More specifically, it turns out that Pytorch training with Adam will stuck at a worse level (in terms of both loss and accuracy) than Tensorflow with exactly the same setting. I came across this issue in two process:
(1) standard training of a VGG-16 model with CIFAR-10 as dataset.
(2) generating CW L2 attack. See https://github.com/carlini/nn_robust_attacks/blob/master/l2_attack.py for details. I reproduce this attack method to test my model trained with Pytorch. The loss also stuck at a undesirable level for some images, and the adversarial counterparts couldn’t be generated.
Interestingly, I solved these issues by manually letting the learning rate decay to its half at scheduled step (e.g. lr = 0.5 * lr, every 20 epochs). After doing so, Pytorch could reach comparable results as Tensorflow (without decaying its learning rate), and everything works fine for me.
However, I think that actually Adam should adjust its learning rate automatically. So I still don’t know the true reason for this.
In general, a whole learning system consists of:
- data loading (including train/val/test split, data augmentation, batching, etc)
- prediction model (your neural network)
- loss computation
- gradient computation
- model initialization
- metric (accuracy, precision, etc) computation
In my experience, double check every aspect of you code before concluding it is an optimizer-related issue (Most of the time, it’s not…).

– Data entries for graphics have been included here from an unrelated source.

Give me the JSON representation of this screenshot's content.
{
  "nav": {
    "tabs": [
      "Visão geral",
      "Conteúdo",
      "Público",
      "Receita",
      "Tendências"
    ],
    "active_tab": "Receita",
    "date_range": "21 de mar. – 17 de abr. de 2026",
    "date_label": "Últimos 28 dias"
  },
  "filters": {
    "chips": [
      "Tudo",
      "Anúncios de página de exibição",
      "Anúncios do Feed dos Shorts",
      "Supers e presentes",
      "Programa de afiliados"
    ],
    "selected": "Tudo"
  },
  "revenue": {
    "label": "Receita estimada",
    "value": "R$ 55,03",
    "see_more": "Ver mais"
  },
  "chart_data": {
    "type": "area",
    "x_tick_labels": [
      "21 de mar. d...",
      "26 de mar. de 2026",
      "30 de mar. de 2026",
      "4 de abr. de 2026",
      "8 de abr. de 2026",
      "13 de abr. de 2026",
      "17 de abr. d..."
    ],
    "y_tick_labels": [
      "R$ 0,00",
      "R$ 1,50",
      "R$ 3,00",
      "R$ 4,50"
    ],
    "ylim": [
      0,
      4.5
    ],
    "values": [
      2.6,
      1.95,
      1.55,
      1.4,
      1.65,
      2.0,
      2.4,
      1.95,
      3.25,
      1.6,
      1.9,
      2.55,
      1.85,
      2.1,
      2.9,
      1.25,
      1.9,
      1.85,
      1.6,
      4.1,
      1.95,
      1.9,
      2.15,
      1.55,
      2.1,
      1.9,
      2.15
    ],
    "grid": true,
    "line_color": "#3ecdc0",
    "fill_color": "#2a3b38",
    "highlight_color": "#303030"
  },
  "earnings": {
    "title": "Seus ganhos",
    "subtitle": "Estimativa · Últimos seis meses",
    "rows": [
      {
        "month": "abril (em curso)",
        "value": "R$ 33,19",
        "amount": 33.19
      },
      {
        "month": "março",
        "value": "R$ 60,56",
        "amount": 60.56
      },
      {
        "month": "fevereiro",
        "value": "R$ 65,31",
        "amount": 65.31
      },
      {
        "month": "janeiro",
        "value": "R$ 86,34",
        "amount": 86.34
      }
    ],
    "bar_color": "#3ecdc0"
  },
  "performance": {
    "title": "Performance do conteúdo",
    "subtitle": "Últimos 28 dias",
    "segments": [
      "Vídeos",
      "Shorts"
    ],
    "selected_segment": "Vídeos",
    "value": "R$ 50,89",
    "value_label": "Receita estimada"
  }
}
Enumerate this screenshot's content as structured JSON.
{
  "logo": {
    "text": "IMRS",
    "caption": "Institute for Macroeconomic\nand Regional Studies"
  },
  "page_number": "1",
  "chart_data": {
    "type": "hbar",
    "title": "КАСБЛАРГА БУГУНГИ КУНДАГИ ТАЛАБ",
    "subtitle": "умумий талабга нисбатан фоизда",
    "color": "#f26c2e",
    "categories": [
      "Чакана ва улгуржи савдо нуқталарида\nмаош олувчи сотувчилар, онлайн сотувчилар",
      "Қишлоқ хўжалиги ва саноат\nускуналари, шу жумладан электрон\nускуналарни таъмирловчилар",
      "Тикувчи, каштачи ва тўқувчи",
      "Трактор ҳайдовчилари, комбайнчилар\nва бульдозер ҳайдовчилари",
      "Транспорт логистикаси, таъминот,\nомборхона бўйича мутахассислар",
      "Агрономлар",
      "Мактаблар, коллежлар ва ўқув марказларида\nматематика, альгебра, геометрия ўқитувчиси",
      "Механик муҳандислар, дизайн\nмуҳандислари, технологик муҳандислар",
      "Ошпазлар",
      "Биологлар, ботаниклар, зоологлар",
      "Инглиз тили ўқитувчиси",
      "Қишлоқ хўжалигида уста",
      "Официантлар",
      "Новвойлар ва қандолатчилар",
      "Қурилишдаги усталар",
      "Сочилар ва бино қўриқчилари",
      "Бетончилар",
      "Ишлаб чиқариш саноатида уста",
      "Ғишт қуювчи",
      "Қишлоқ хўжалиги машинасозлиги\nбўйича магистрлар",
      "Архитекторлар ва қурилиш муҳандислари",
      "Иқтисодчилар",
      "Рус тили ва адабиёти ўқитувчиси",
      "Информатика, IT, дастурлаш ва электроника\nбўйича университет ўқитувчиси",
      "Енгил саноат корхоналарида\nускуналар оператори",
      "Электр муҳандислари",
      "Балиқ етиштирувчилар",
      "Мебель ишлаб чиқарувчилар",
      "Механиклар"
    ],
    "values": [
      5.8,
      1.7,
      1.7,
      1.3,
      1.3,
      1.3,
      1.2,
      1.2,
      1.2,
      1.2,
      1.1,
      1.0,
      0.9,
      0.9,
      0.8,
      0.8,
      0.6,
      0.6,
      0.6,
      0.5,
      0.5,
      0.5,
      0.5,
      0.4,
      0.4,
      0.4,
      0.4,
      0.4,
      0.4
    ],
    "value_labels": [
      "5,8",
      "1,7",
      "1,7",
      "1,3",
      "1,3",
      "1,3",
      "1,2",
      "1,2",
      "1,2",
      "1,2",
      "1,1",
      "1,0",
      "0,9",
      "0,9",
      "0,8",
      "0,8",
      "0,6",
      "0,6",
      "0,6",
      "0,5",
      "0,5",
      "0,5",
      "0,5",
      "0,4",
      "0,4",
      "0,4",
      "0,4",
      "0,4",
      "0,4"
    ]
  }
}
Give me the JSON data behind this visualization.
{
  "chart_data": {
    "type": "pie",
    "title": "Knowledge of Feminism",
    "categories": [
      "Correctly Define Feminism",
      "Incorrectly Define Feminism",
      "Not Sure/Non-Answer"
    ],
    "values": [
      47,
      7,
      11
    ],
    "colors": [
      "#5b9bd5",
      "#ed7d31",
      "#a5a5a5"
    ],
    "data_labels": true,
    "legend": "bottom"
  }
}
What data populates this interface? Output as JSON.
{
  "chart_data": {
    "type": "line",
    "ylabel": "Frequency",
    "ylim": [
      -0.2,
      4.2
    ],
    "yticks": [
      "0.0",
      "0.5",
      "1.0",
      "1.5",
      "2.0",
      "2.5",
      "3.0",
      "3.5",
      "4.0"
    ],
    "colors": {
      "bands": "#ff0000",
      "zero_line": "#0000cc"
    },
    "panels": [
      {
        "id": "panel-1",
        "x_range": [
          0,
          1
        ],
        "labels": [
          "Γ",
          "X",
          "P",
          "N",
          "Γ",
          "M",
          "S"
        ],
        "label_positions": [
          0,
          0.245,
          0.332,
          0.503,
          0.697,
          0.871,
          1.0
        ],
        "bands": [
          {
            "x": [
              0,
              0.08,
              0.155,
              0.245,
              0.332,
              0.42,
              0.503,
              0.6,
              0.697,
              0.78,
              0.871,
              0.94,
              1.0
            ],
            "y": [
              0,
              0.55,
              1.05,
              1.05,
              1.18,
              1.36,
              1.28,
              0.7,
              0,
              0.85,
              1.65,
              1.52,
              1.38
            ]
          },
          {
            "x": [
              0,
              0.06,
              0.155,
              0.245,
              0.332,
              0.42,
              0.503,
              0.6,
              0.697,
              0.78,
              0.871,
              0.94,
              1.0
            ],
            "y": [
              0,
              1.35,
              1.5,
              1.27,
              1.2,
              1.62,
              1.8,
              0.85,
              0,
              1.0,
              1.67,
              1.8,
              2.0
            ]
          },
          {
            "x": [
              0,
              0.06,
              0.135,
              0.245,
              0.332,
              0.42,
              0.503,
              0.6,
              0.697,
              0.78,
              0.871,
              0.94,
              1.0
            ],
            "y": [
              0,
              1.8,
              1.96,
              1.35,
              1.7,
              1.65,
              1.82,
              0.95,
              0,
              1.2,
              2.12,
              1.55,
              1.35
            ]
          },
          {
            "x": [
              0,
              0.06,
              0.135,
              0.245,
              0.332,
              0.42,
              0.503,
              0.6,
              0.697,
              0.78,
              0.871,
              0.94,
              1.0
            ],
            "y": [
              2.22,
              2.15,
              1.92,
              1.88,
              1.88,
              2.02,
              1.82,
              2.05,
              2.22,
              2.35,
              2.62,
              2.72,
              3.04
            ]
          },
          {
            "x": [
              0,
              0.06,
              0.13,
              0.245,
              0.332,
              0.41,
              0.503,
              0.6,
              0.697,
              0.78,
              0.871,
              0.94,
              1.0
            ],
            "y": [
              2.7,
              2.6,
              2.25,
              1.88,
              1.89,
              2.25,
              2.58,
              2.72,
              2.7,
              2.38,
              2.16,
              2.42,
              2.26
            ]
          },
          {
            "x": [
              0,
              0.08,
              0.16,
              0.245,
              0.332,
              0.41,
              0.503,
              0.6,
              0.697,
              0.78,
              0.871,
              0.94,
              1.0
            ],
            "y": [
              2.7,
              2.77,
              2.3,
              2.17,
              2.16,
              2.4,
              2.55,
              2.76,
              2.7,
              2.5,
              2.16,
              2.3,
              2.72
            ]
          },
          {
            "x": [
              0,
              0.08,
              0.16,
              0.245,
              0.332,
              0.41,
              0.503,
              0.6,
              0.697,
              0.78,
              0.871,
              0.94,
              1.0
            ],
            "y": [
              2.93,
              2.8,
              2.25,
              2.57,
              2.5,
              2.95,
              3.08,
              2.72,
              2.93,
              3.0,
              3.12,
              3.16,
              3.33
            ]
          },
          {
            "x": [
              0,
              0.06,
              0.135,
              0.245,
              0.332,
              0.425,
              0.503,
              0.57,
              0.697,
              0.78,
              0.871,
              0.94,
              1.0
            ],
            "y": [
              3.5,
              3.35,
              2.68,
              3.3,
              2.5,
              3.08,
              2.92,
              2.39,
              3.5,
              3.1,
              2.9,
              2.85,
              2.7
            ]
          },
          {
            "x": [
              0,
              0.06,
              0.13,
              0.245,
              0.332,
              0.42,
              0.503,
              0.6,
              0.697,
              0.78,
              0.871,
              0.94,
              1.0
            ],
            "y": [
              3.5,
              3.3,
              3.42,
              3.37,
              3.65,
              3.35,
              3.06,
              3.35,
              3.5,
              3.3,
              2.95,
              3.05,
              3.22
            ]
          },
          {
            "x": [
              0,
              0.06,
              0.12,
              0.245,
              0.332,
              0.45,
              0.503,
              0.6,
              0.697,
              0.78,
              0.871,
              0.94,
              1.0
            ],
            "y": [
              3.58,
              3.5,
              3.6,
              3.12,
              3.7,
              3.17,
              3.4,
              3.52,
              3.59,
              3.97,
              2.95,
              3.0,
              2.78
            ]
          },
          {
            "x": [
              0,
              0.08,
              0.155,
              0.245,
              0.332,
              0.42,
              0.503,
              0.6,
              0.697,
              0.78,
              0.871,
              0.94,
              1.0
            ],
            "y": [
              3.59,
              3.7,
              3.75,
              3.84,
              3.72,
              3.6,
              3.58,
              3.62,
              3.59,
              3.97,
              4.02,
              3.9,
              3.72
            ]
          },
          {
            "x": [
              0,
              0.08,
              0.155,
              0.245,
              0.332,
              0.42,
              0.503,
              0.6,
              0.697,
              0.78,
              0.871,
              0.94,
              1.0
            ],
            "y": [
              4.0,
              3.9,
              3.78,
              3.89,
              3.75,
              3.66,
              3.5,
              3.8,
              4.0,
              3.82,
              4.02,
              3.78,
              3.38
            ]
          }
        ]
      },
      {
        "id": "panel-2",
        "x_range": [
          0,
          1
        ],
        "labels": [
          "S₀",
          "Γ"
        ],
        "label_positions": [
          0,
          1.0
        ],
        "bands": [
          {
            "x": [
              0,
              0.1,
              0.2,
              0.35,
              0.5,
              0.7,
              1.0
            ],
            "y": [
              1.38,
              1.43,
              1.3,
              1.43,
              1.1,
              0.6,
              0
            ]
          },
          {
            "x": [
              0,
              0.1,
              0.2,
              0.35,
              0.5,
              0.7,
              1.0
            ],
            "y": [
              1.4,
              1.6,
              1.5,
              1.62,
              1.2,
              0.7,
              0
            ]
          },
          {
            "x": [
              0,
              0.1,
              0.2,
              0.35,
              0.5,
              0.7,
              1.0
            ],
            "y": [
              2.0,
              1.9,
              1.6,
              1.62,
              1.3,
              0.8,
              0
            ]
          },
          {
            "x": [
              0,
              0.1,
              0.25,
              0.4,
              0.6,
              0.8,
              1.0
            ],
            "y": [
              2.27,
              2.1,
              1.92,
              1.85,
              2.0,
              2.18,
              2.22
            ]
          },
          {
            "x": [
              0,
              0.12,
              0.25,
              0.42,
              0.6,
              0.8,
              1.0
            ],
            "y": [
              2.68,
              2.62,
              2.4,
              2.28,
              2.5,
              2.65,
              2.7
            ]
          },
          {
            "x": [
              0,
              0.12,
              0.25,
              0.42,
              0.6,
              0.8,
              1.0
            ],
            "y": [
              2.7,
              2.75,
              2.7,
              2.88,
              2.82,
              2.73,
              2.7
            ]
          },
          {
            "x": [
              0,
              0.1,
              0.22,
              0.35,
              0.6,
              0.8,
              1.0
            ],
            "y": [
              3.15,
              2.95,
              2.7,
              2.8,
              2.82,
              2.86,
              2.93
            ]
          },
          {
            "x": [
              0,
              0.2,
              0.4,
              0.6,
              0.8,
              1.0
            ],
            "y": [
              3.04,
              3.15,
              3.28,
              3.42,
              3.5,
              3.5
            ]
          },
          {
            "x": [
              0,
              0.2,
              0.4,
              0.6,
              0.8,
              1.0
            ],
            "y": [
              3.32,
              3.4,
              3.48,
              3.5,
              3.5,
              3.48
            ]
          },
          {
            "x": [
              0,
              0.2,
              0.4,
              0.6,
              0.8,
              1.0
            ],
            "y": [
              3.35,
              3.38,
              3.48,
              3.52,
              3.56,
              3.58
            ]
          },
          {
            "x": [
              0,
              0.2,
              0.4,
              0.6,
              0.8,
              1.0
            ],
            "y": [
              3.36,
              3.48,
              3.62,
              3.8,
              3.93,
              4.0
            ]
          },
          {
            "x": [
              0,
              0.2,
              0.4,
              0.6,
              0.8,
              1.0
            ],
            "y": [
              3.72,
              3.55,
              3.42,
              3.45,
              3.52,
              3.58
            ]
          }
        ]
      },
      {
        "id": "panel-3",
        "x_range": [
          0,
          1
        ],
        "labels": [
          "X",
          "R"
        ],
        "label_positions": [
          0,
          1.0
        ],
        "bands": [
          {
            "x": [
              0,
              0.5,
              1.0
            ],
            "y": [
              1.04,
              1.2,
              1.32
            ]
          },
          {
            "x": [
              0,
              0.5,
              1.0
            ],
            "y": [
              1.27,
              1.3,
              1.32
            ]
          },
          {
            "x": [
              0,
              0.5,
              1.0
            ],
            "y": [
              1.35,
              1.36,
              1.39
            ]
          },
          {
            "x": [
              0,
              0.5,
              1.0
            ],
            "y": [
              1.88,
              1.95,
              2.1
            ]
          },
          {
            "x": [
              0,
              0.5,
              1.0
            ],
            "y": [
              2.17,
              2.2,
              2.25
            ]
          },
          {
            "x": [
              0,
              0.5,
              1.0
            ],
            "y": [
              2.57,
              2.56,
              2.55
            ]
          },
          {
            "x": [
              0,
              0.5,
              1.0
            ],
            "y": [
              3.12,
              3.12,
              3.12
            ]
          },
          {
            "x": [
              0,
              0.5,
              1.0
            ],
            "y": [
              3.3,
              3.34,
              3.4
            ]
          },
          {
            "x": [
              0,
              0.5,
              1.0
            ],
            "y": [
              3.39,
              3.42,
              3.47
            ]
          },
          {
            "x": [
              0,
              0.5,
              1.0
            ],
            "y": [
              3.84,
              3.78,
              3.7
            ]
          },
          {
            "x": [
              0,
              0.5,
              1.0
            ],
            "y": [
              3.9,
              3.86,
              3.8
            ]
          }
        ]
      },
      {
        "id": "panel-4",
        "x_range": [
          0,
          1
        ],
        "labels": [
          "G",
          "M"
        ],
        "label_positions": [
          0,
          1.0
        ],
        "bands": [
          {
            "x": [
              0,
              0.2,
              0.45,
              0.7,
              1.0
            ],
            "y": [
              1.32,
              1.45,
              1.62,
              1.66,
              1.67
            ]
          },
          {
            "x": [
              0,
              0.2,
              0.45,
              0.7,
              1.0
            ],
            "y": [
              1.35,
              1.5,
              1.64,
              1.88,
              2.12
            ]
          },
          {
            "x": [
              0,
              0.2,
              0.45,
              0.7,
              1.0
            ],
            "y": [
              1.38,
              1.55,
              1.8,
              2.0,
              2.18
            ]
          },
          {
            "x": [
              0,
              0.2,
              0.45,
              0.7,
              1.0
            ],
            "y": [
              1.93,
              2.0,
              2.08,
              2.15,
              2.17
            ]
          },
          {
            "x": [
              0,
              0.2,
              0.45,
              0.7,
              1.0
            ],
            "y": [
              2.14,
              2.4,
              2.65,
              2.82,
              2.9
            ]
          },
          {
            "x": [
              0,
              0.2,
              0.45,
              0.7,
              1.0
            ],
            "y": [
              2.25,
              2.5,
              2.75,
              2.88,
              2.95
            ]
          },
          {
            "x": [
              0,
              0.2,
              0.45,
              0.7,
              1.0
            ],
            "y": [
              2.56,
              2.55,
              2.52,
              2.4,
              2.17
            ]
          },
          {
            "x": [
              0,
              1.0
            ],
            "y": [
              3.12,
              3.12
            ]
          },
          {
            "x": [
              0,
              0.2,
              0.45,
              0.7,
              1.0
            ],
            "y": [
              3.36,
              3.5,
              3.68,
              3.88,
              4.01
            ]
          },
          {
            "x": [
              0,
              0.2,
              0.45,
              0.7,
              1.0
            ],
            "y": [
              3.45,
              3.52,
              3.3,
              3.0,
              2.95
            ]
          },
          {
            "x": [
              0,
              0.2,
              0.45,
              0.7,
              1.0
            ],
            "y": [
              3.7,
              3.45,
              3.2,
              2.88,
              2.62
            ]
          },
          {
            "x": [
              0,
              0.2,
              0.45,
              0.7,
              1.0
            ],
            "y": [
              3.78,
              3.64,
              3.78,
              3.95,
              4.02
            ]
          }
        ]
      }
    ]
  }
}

Specifically, you can do the followings to check the correctness of your code:
- [easy check] switch optimizers (SGD, SGD + momentum, etc.) and check if the performance gap persists
- [easy check] disable more advanced techniques like BatchNorm, Dropout and check the final performance
- use the same dataloader (therefore, both tensorflow and pytorch will get the same inputs for every batch) and check the final performance
- use the same inputs, check both the forward and backward outputs
@bily’s suggestions seem very reasonable.
If you still have some issues getting approx. the same results, I would like to dig a bit deeper.
Also, it would help if you could provide executable scripts for both implementations.
Also, since the loss function is non-convex, random weight initialization can make huge difference. I recommend repeating the experiment with ~5 different random seeds in both frameworks (TensorFlow, PyTorch and then compare the top ~1-3 results.